La pianta fa parte della famiglia delle Cucurbitacee, come zucche, meloni e cetrioli a cui somiglia nella consistenza della polpa. Il fusto è strisciante, ed ha bisogno di notevole irrigazione: c’è comunque chi la coltiva anche nell’orto di famiglia. Le origini del cocomero sono africane: veniva coltivato dagli antichi egiziani, come risulta dalle illustrazioni di alcune tombe, ma sembra che sia arrivato in Europa solo molto più tardi. Oggi è prodotto in tante parti del mondo, e in Italia soprattutto in Puglia, nel Lazio e in Emilia-Romagna. La raccolta, a seconda delle zone e delle varietà, avviene tra giugno e settembre, garantendo una presenza continua sui mercati. Data la pesantezza del frutto, le quantità prodotte sono impressionanti, raggiungendo facilmente i cinquecento quintali ad ettaro.
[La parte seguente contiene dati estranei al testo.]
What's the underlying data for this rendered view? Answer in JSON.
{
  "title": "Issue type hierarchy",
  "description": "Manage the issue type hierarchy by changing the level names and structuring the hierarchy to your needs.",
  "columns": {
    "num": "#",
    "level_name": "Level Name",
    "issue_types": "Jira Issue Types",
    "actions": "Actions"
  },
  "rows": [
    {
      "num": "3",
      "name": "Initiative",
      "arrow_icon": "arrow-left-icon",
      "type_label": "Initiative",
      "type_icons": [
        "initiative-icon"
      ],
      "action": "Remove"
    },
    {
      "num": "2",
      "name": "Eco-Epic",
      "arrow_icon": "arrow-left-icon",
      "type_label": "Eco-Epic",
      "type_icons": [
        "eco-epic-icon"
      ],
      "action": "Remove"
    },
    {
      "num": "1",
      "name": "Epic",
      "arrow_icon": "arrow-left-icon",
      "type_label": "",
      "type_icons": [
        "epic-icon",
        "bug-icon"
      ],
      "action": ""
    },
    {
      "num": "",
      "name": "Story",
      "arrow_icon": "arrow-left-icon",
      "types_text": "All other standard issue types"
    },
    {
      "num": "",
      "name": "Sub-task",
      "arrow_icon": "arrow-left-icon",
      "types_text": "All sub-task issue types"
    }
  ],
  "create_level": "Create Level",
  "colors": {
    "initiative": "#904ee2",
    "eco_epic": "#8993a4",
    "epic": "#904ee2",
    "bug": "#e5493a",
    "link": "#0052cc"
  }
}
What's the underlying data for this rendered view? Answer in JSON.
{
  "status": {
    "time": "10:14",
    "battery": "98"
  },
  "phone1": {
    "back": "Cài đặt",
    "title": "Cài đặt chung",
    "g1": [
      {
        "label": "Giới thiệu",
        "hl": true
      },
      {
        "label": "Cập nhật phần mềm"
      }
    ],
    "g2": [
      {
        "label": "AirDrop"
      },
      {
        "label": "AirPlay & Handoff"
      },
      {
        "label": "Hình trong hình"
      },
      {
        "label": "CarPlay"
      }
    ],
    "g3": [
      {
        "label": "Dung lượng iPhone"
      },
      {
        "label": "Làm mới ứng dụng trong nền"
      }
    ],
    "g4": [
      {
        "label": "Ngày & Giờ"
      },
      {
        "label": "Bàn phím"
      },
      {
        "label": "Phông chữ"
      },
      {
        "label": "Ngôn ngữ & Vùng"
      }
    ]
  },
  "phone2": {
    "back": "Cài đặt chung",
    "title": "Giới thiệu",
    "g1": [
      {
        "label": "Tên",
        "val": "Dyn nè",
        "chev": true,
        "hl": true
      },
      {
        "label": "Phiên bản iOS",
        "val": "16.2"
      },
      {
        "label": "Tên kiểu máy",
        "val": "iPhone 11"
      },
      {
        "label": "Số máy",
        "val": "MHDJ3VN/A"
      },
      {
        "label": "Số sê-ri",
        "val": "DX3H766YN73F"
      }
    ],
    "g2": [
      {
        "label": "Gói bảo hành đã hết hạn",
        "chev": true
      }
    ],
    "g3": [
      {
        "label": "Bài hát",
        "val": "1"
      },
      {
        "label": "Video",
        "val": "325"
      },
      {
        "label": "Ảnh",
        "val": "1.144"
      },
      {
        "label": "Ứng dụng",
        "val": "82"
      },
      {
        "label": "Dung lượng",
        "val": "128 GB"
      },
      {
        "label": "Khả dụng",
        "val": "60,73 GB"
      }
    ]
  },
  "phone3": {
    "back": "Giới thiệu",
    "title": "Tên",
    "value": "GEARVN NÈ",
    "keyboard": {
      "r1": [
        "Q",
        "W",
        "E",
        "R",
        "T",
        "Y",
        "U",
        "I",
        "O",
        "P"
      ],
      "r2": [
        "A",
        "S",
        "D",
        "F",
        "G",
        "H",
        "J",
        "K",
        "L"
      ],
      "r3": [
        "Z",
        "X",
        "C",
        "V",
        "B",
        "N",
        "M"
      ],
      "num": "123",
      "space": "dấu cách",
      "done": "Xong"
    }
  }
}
Le varietà di cocomero più comuni sono la (relativamente!) piccola Sugar Baby, rotonda e dalla buccia scura; e la Crimson Sweet, leggermente ovale e dal verde più chiaro e screziato: è questa la più comune nel nostro paese. Ma si trovano in vendita anche tipi più particolari, come la chiara e grossa Charleston Gray dalla forma molto allungata.
Il cocomero si presta ad un consumo semplice: non ha bisogno di cotture o preparazioni particolari, tuttavia può essere sfruttato come ingrediente nelle macedonie, dove dà colore e liquido. Si può anche preparare una bella sangria con il cocomero, magari utilizzando anche qualche fetta del suo cugino cetriolo.
Si dice cocomero o anguria?
Come accade spesso in Italia, regione che vai… nome che trovi! I botanici usano la curiosa denominazione Citrullus lanatus, mentre cocomero (dal latino cucumis) è il nome più diffuso, e anche quello “ufficiale”.
Al nord si usa piuttosto anguria, termine di origine greca, mentre al sud prevale melone d’acqua, curiosamente simile all’inglese watermelon (ma è spesso abbreviato in mellóne). In Liguria viene ancora usato pasteca (vedi il francese pastèque), mentre in Calabria troviamo il curioso zi pàrrucu (zio parroco).